O governo federal, ilegítimo e sem um mandato público ou uma plataforma sancionada pelo voto procura colocar em prática uma política econômica que atende aos interesses espúrios do capital rentista, de certos setores estrangeiros e de grupos econômicos brasileiros com íntimas relações com a política. Este mesmo governo, para superar o escárnio internacional, envia seus agentes a foros estrangeiros para entregar o interesse nacional brasileiro em troca de acenos fugazes de aprovação.

Internamente, as taxas de juros continuam a penalizar a indústria nacional. A taxa de câmbio irreal assegura ao capital especulador o retorno rentável de suas aplicações, enquanto penaliza o exportador brasileiro. A política tributária continua insana. Ações de privatização sem mandato público e sem transparência comprometem a lisura dos negócios públicos. O clima de investimentos continua comprometido pela falta de credibilidade institucional.
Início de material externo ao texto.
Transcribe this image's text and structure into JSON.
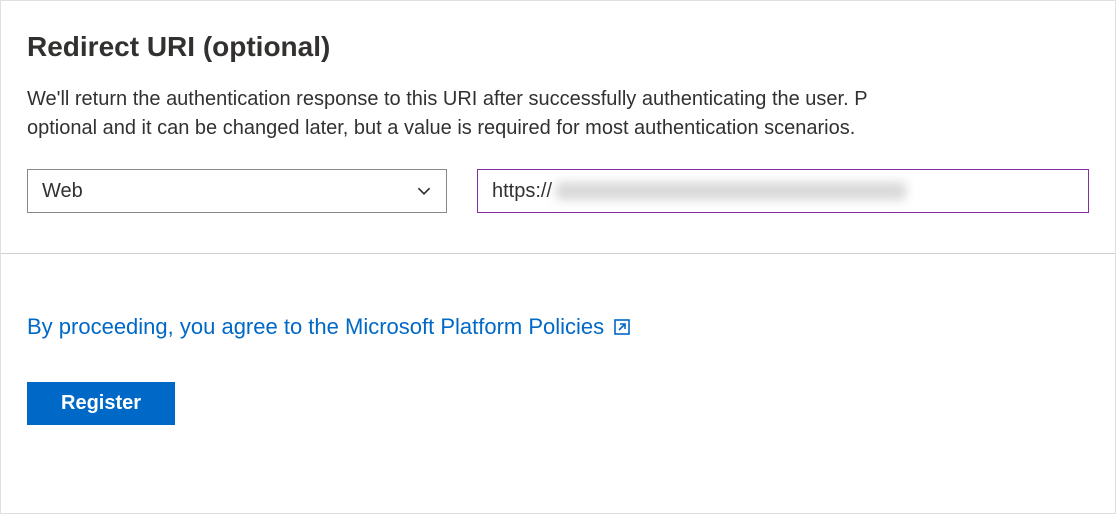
{
  "section": {
    "heading": "Redirect URI (optional)",
    "description_line1": "We'll return the authentication response to this URI after successfully authenticating the user. P",
    "description_line2": "optional and it can be changed later, but a value is required for most authentication scenarios."
  },
  "platform_select": {
    "selected": "Web"
  },
  "uri_input": {
    "prefix": "https://"
  },
  "policy": {
    "text": "By proceeding, you agree to the Microsoft Platform Policies"
  },
  "actions": {
    "register": "Register"
  },
  "colors": {
    "primary": "#0068c6",
    "input_focus_border": "#832da3"
  }
}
Os órgãos governamentais destinados a promover a cultura estão inoperantes face à falta de recursos. Os programas do livro didático e de leitura estão às mínguas, pela falta de apoio institucional. As universidades públicas encontram-se deficitárias. A educação pública, que é o principal instrumento de promoção dos valores nacionais e de revigoramento de nossa democracia se acha preterida pelo ilusório canto de sereia do neoliberalismo.
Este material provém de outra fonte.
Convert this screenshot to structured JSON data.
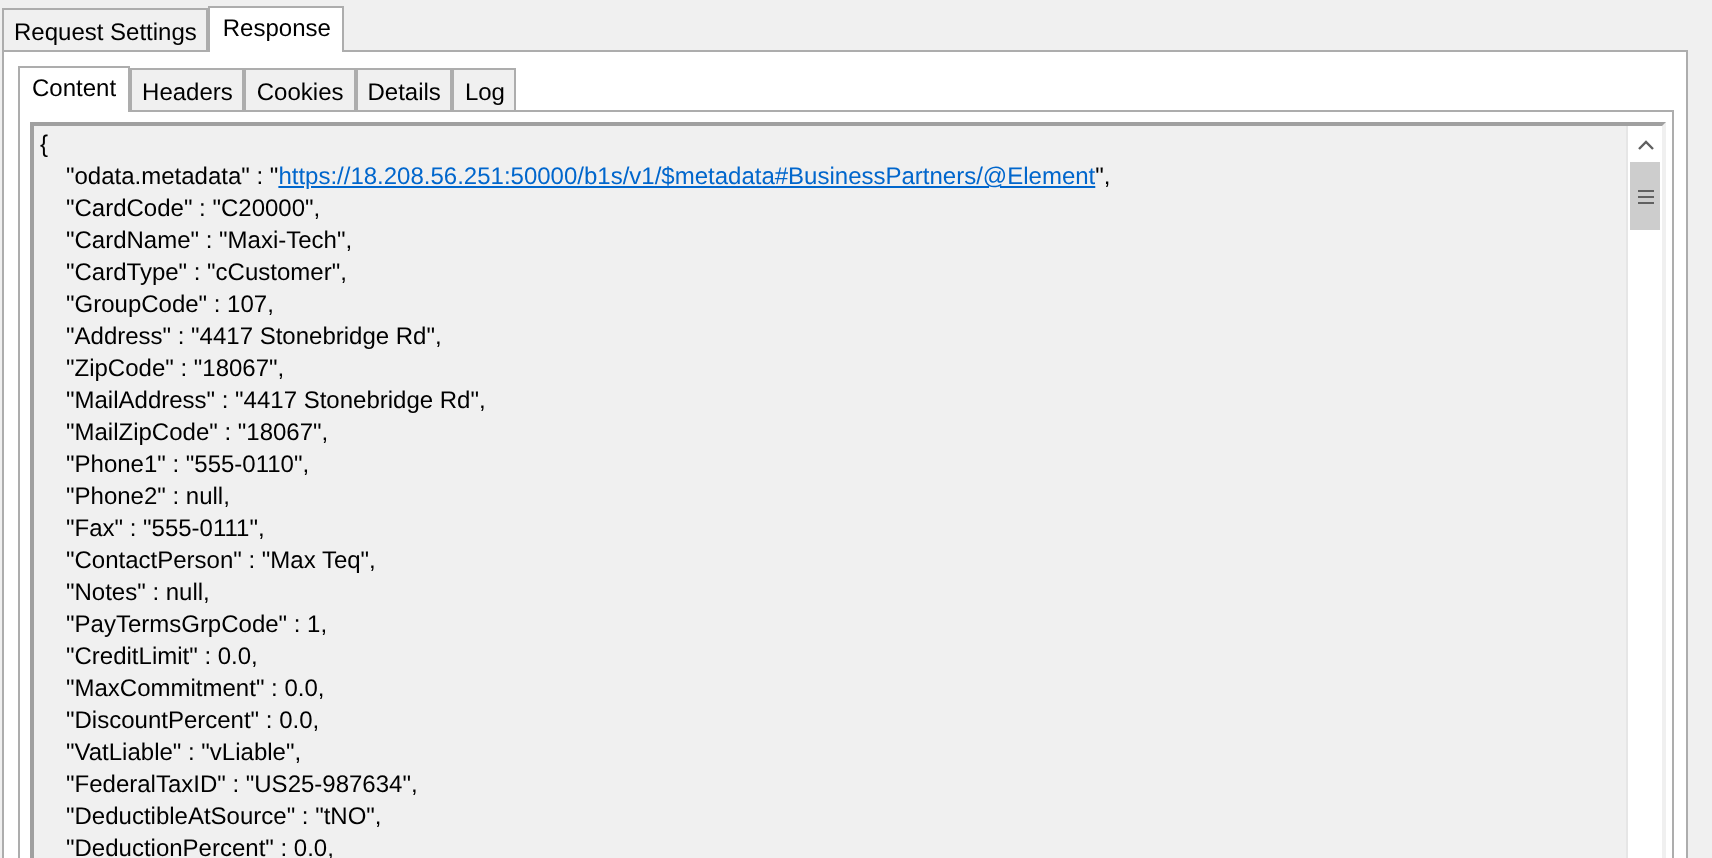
{
  "tabs": [
    {
      "label": "Request Settings",
      "selected": false
    },
    {
      "label": "Response",
      "selected": true
    }
  ],
  "subtabs": [
    {
      "label": "Content",
      "selected": true
    },
    {
      "label": "Headers",
      "selected": false
    },
    {
      "label": "Cookies",
      "selected": false
    },
    {
      "label": "Details",
      "selected": false
    },
    {
      "label": "Log",
      "selected": false
    }
  ],
  "content": {
    "open_brace": "{",
    "lines": [
      {
        "kind": "link",
        "before": "\"odata.metadata\" : \"",
        "link": "https://18.208.56.251:50000/b1s/v1/$metadata#BusinessPartners/@Element",
        "after": "\","
      },
      {
        "kind": "plain",
        "text": "\"CardCode\" : \"C20000\","
      },
      {
        "kind": "plain",
        "text": "\"CardName\" : \"Maxi-Tech\","
      },
      {
        "kind": "plain",
        "text": "\"CardType\" : \"cCustomer\","
      },
      {
        "kind": "plain",
        "text": "\"GroupCode\" : 107,"
      },
      {
        "kind": "plain",
        "text": "\"Address\" : \"4417 Stonebridge Rd\","
      },
      {
        "kind": "plain",
        "text": "\"ZipCode\" : \"18067\","
      },
      {
        "kind": "plain",
        "text": "\"MailAddress\" : \"4417 Stonebridge Rd\","
      },
      {
        "kind": "plain",
        "text": "\"MailZipCode\" : \"18067\","
      },
      {
        "kind": "plain",
        "text": "\"Phone1\" : \"555-0110\","
      },
      {
        "kind": "plain",
        "text": "\"Phone2\" : null,"
      },
      {
        "kind": "plain",
        "text": "\"Fax\" : \"555-0111\","
      },
      {
        "kind": "plain",
        "text": "\"ContactPerson\" : \"Max Teq\","
      },
      {
        "kind": "plain",
        "text": "\"Notes\" : null,"
      },
      {
        "kind": "plain",
        "text": "\"PayTermsGrpCode\" : 1,"
      },
      {
        "kind": "plain",
        "text": "\"CreditLimit\" : 0.0,"
      },
      {
        "kind": "plain",
        "text": "\"MaxCommitment\" : 0.0,"
      },
      {
        "kind": "plain",
        "text": "\"DiscountPercent\" : 0.0,"
      },
      {
        "kind": "plain",
        "text": "\"VatLiable\" : \"vLiable\","
      },
      {
        "kind": "plain",
        "text": "\"FederalTaxID\" : \"US25-987634\","
      },
      {
        "kind": "plain",
        "text": "\"DeductibleAtSource\" : \"tNO\","
      },
      {
        "kind": "plain",
        "text": "\"DeductionPercent\" : 0.0,"
      }
    ]
  }
}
Minhas senhoras e meus senhores, nestes tempos difíceis, a UBE faz justiça a uma escritora brasileira representativa de nossos melhores valores, a poeta, contista, dramaturga, roteirista e professora, Renata Monachesi Pallotini. Renata Pallottini é uma escritora polímata e defensora histórica das causas humanísticas, tendo sido uma referência importantíssima durante os anos sombrios da ditadura militar no Brasil.

Renata Pallottini formou-se em direito pela Universidade de São Paulo e em filosofia pela PUC-SP. Doutorou-se pela Escola de Comunicações e Artes da USP. No teatro, Renata montou a peça A Lâmpada (1960) e O Crime da Cabra (1965). Na TV, foi roteirista infantil do Vila Sésamo e tradutora de séries como Malu Mulher. Na literatura, sua obra poética inclui livros como A Faca e a Pedra (1962), Os Arcos da Memória (1971), Noite Afora (1978), Esse Vinho Vadio (1988) e A Menina que Queria ser Anja (1987).
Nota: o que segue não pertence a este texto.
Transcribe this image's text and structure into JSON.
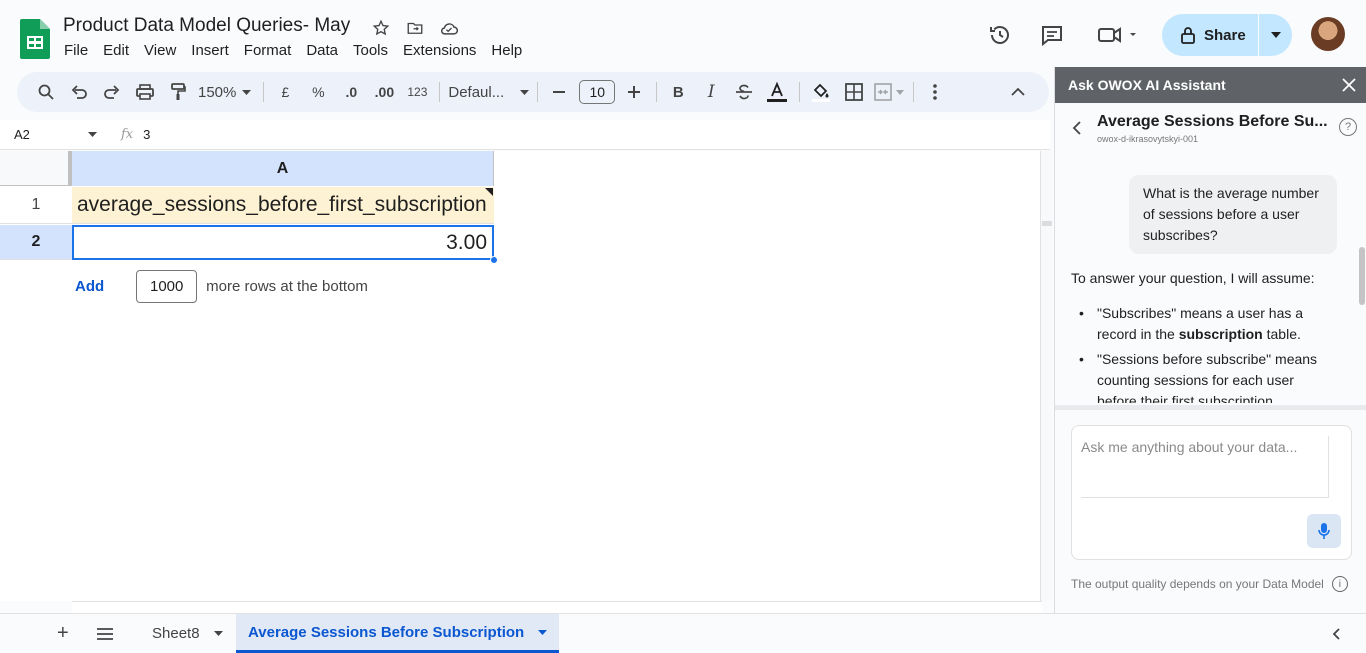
{
  "app": {
    "doc_title": "Product Data Model Queries- May",
    "menu": [
      "File",
      "Edit",
      "View",
      "Insert",
      "Format",
      "Data",
      "Tools",
      "Extensions",
      "Help"
    ],
    "share_label": "Share"
  },
  "toolbar": {
    "zoom": "150%",
    "currency": "£",
    "percent": "%",
    "decrease_decimals": ".0",
    "increase_decimals": ".00",
    "number_format": "123",
    "font_name": "Defaul...",
    "font_size": "10",
    "bold": "B",
    "italic": "I"
  },
  "formula_bar": {
    "cell_ref": "A2",
    "fx": "fx",
    "value": "3"
  },
  "sheet": {
    "column_header": "A",
    "rows": [
      {
        "num": "1",
        "value": "average_sessions_before_first_subscription"
      },
      {
        "num": "2",
        "value": "3.00"
      }
    ],
    "add_label": "Add",
    "add_count": "1000",
    "add_suffix": "more rows at the bottom"
  },
  "tabs": {
    "add_icon": "+",
    "inactive": "Sheet8",
    "active": "Average Sessions Before Subscription"
  },
  "assistant": {
    "header": "Ask OWOX AI Assistant",
    "chat_title": "Average Sessions Before Su...",
    "chat_subtitle": "owox-d-ikrasovytskyi-001",
    "user_message": "What is the average number of sessions before a user subscribes?",
    "answer_intro": "To answer your question, I will assume:",
    "bullet1_a": "\"Subscribes\" means a user has a record in the ",
    "bullet1_b": "subscription",
    "bullet1_c": " table.",
    "bullet2": "\"Sessions before subscribe\" means counting sessions for each user before their first subscription",
    "input_placeholder": "Ask me anything about your data...",
    "footnote": "The output quality depends on your Data Model"
  },
  "colors": {
    "accent": "#0b57d0",
    "header_fill": "#d3e3fd",
    "share_bg": "#c2e7ff",
    "panel_header": "#5f6368",
    "cell_highlight": "#fdf2d3"
  }
}
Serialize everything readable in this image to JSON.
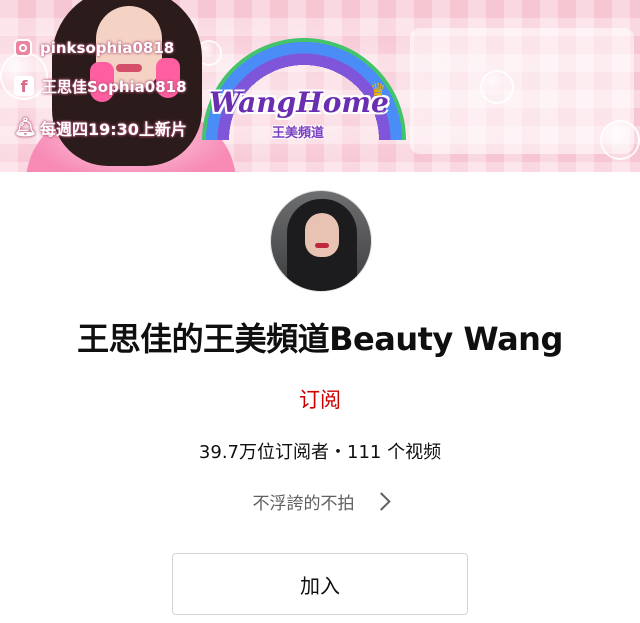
{
  "banner": {
    "logo_word": "WangHome",
    "logo_sub": "王美頻道",
    "instagram_handle": "pinksophia0818",
    "facebook_page": "王思佳Sophia0818",
    "schedule": "每週四19:30上新片",
    "icons": [
      "instagram-icon",
      "facebook-icon",
      "bell-icon"
    ]
  },
  "channel": {
    "name": "王思佳的王美頻道Beauty Wang",
    "subscribe_label": "订阅",
    "stats": "39.7万位订阅者・111 个视频",
    "tagline": "不浮誇的不拍",
    "join_label": "加入"
  },
  "colors": {
    "subscribe": "#cc0000",
    "banner_pink": "#f7c6d3"
  }
}
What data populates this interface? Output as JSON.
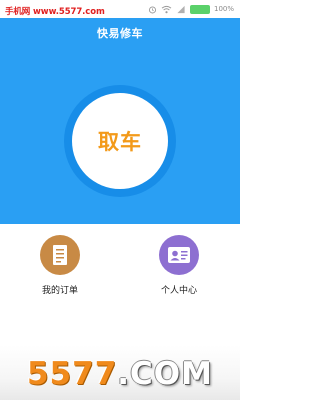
{
  "status_bar": {
    "watermark": "手机网 www.5577.com",
    "battery_percent": "100%",
    "icons": [
      "alarm-icon",
      "wifi-icon",
      "signal-icon",
      "battery-icon"
    ],
    "battery_color": "#5ad16a"
  },
  "header": {
    "title": "快易修车"
  },
  "main": {
    "pickup_label": "取车",
    "accent_color": "#f39a1a",
    "hero_color": "#2a9ff3"
  },
  "menu": {
    "orders": {
      "label": "我的订单",
      "icon": "document-icon",
      "color": "#c88a45"
    },
    "profile": {
      "label": "个人中心",
      "icon": "id-card-icon",
      "color": "#8d6fd1"
    }
  },
  "watermark_bottom": {
    "number": "5577",
    "domain": ".COM"
  }
}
Segundo o saudoso grande crítico literário brasileiro, Wilson Martins, Renata Pallottini “é poeta independente das escolas transitórias e modas efêmeras, tendo restituído à poesia brasileira o elemento de emoção pessoal e literária de que começou perigosamente a se despojar com João Cabral…”  De acordo com o formidável poeta e crítico literário, Cláudio Willer, ex-presidente da UBE, “em Coração Americano”, lançado no Teatro Municipal de São Paulo em 1976, Renata Pallottini demonstra como se faz poesia com referência humanística e política”.

O Prêmio Juca Pato Intelectual do Ano de 2016 foi conferido a Renata Pallottini por unanimidade pela diretoria da UBE por sua obra Poesia Não Vende, publicada em 2016 pela Hucitec Editora. O livro possui 130 poemas que abordam diversos temas, de perdas afetivas e emocionais, aos cães, grandes amigos do homem e da mulher, e à pressa do mundo contemporâneo.

Também toca em problemas profundos do Brasil, como no poema A Mãe: “Meu filho está na sarjeta/ Alguém matou o meu filho/ Tinha poucos anos e/ Poucas culpas o meu filho. Era drogado e vencido/ O meu filho; e era moço. Igual aos outros, meu filho/ Era carne, pele e osso. Ninguém me disse por que/ Alguém matou o meu filho. Acho que a alguém molestou/ Acho que alguém o marcou. Para morrer, meu menino. Eu o pari, como sempre/ Soem parir as mulheres; Com dor e com esperança/ Como nascem as crianças. Alguém o ensinou a usar/ Isso que usam os malditos. Dinheiro sempre; dinheiro. Dinheiro e gozo da vida. Muita festa e muito ruído/ E um amor mal resolvido; Não sei dizer mais do que isso. Não sei dizer. Está dito”.

Assim, é com grande satisfação e com um profundo sentimento de Justiça, que confiro, em nome da União Brasileira de Escritores, à escritora Renata Pallottini, o título de intelectual do ano e lhe entrego o Prêmio Juca Pato de 2016.

Senhoras e Senhores,  meu muito obrigado.